Джорджа Баланчина я называл Георгием Мелитоновичем даже когда мы говорили по-английски, и это ему очень нравилось. Окружающим он объяснял: "Мы с ним грузины. Посмотрите на наши носы с горбинкой!"

Отец Баланчина - Мелитон Баланчивадзе был известным грузинским композитором, "грузинским Глинкой" - его опера "Коварная Тамара" заложила основу оперного искусства в Грузии. Был композитором и младший брат Баланчина Андрей, народный артист Советского Союза. Джордж Баланчин унаследовал от отца мужскую красоту, любовь к музыке и эпикурейский характер. Он был прекрасным тамадой, знал толк в вине и мог дать фору любому первоклассному шеф-повару Тбилиси или Нью-Йорка. "Любовь к прекрасному и ощущение прекрасного в любви у меня от отца, - говорил мне Баланчин. - А что может быть прекраснее женщин и музыки и соединяющего их танца!"

Полушутливо-полусерьезно он рассказывал, что ощутил всю силу женской красоты еще в далеком детстве, когда его, четырехлетнего мальчика, повели к зубному врачу. Врач - женщина - оказалась очаровательной блондинкой. Она пленила воображение маленького Георгия, несмотря на невыносимую боль, которую ему доставляла. "Любовь и страдания - сиамские близнецы. Любовь познается через страдания", - этим моралите завершал Баланчин свой рассказ об очаровательной дантистке.

Как мы познакомились

Познакомился я с Джорджем Баланчиным в 1962 году, во время первых гастролей возглавляемого им "Нью-Йорк сити балле" в Советский Союз. Было это в Москве. Затем мы встретились с ним в Тбилиси на квартире его брата Андрея, с которым мы жили на одной улице. Братья не виделись с 20-х годов, и, естественно, их встреча была теплая и трогательная. Но когда после тостов и возлияний Андрей стал потчевать брата своей музыкой - а длилось это около двух часов - произошел конфуз. Баланчин подпер голову руками и не произнес ни единого слова похвалы. "Я просто не мог", - признался он сопровождавшей его госпоже Молостоф, а мне сказал: "Андрей хочет, чтобы я поставил балет на его музыку. Но это выше моих сил".

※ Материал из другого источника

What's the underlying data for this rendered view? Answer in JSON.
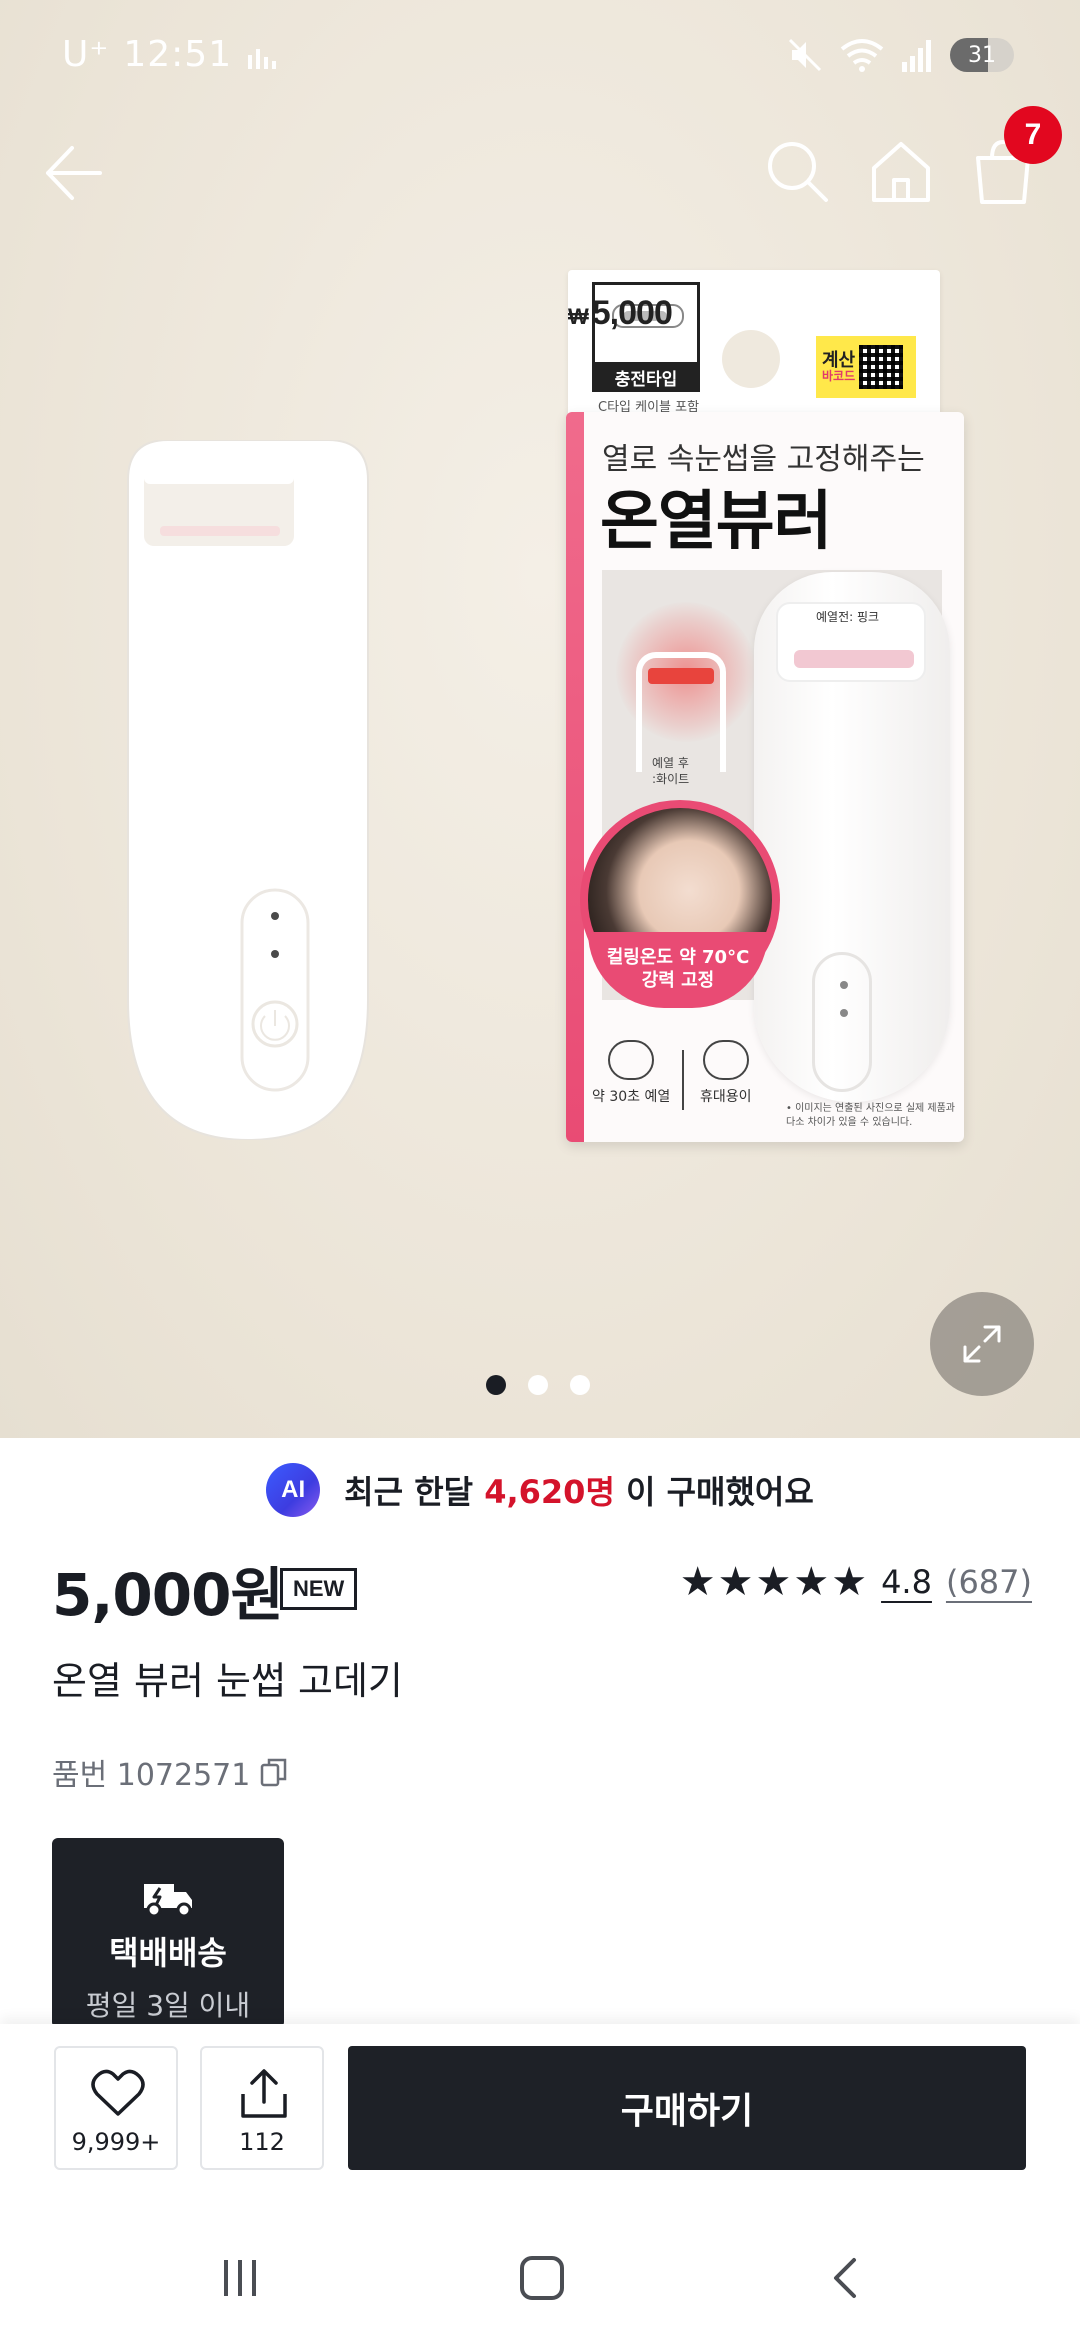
{
  "status_bar": {
    "carrier": "U⁺",
    "time": "12:51",
    "battery": "31"
  },
  "nav": {
    "cart_count": "7"
  },
  "product_box": {
    "charge_type": "충전타입",
    "charge_sub": "C타입 케이블 포함",
    "price": "5,000",
    "currency": "₩",
    "calc_label": "계산",
    "calc_sub": "바코드",
    "subtitle": "열로 속눈썹을 고정해주는",
    "name": "온열뷰러",
    "label_before": "예열전: 핑크",
    "label_after_1": "예열 후",
    "label_after_2": ":화이트",
    "ribbon_1": "컬링온도 약 70°C",
    "ribbon_2": "강력 고정",
    "feature_1": "약 30초 예열",
    "feature_2": "휴대용이",
    "note": "• 이미지는 연출된 사진으로 실제 제품과 다소 차이가 있을 수 있습니다."
  },
  "ai_banner": {
    "badge": "AI",
    "text_before": "최근 한달",
    "highlight": "4,620명",
    "text_after": "이 구매했어요"
  },
  "product": {
    "price": "5,000원",
    "badge": "NEW",
    "rating_score": "4.8",
    "rating_count": "(687)",
    "rating_value": 4.8,
    "name": "온열 뷰러 눈썹 고데기",
    "sku": "품번 1072571"
  },
  "delivery": {
    "title": "택배배송",
    "sub": "평일 3일 이내"
  },
  "bottom_bar": {
    "like_count": "9,999+",
    "share_count": "112",
    "buy_label": "구매하기"
  },
  "gallery": {
    "total": 3,
    "active": 1
  }
}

В жизни он был удивительно мягким, добрым, деликатным. Он даже любил называть себя, цитируя Маяковского, "облаком в штанах". Но, когда дело касалось искусства, его ремесла, Баланчин становился жестким и мог тяжело ранить даже самых дорогих ему людей. Его бескомпромиссность в искусстве была беспредельной...

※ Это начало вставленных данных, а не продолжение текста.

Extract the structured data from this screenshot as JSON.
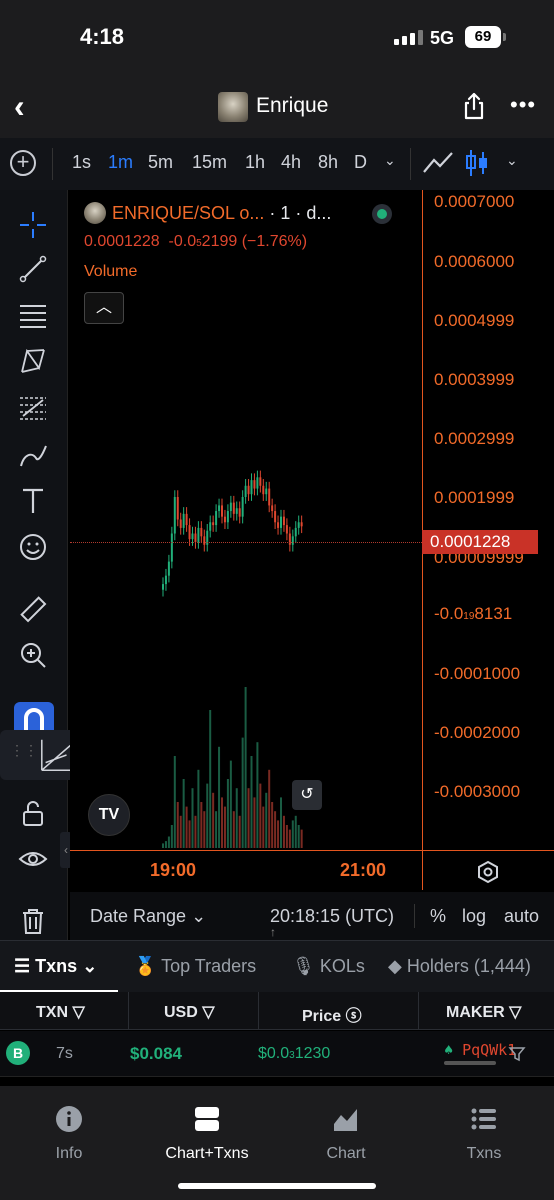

В тот его приезд в Грузию я был одним из немногих, кто совершил с ним поездку из Тбилиси в Кутаиси, куда он ездил, чтобы поклониться своему отцу Мелитону Баланчивадзе. Он вспомнил об этом, когда я возобновил с ним знакомство в конце 60-х годов в Нью-Йорке, где я работал в качестве собственного корреспондента "Известей".

Я был балетоманом со стажем, и вполне понятно, что я дневал и ночевал в "Нью-Йорк сити балле", как когда-то в Большом. Я ходил на все балеты Баланчина, на его репетиции, но самому "мастеру", как его величал Стравинский, не докучал.

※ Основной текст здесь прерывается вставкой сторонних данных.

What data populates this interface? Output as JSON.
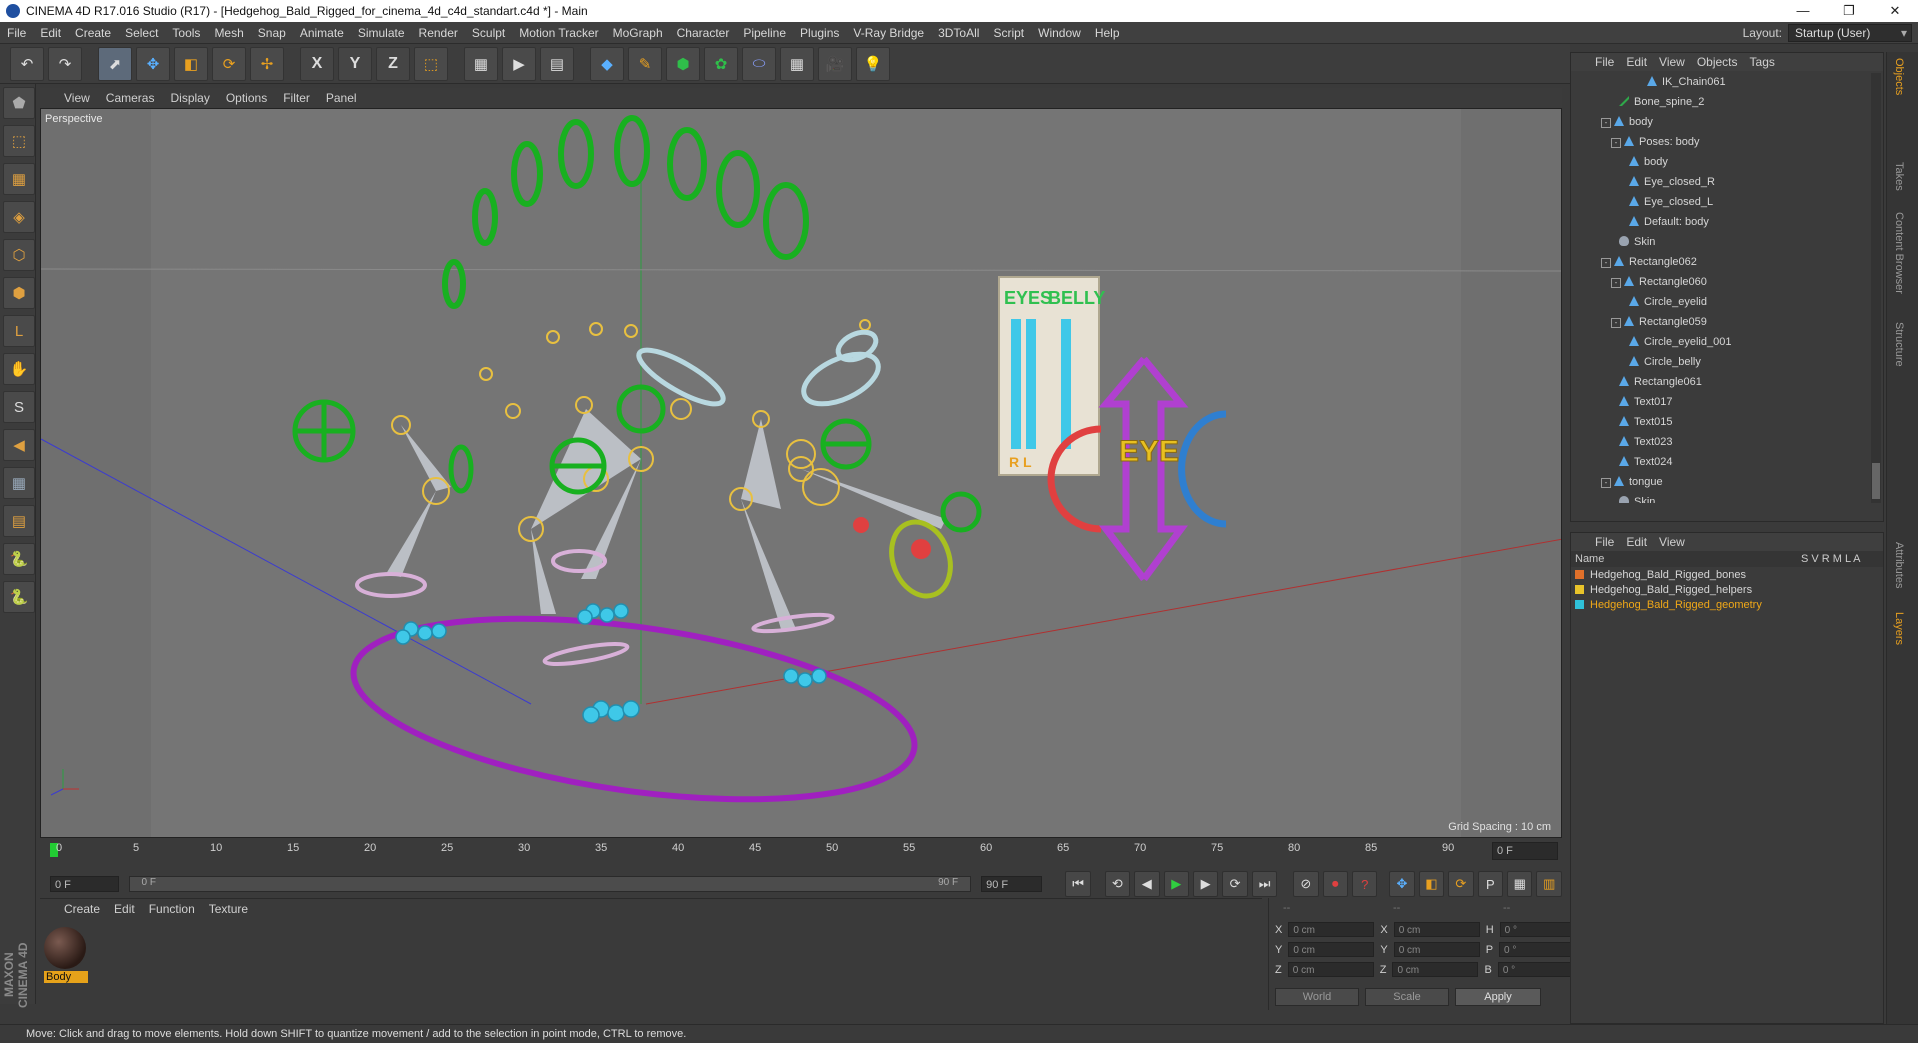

Наше сближение произошло по инициативе Баланчина и вот по какому поводу. После десятилетнего перерыва "Нью-Йорк сити балле" стал готовиться к новым гастролям в Советский Союз, и Баланчин обратился ко мне с предложением провести несколько бесед с балетной труппой. Он просил меня рассказать как о международном положении Советского Союза и советско-американских отношениях, так и о том, как вести себя в России, какими сувенирами запастись, какие бытовые предметы взять с собой - короче, о прозе жизни. Беседы проходили в мастер-классе Баланчина, и он строго следил за тем, чтобы их посещала вся труппа - не только кордебалет, но и солисты. Сам он сидел в первом ряду с открытым блокнотом на коленях, в котором все время делал какие-то пометки. Сначала мне было как-то смешно и неловко читать максимально упрощенные лекции этим молодым и красивым мужчинам и женщинам, где вперемешку с начинающими сидели звезды балета, но затем привык и освоился.

Баланчин относился к этим беседам, как к своим репетициям, а репетиции он вел одновременно демократично и диктаторски. Демократизм заключался в том, что звезды и кордебалет репетировали вместе. Диктаторство - в том, что дисциплина была строжайшая, как прусская военная муштра. Кстати, именно этим симбиозом демократизма и диктатуры объяснялось высокое мастерство баланчинского кордебалета. "Наполеон говорил, что каждый солдат должен носить в своем ранце жезл маршала. Я беру в кордебалет таких танцовщиков и танцовщиц, у которых в туфлях подстилка солистов", - заметил как-то Баланчин.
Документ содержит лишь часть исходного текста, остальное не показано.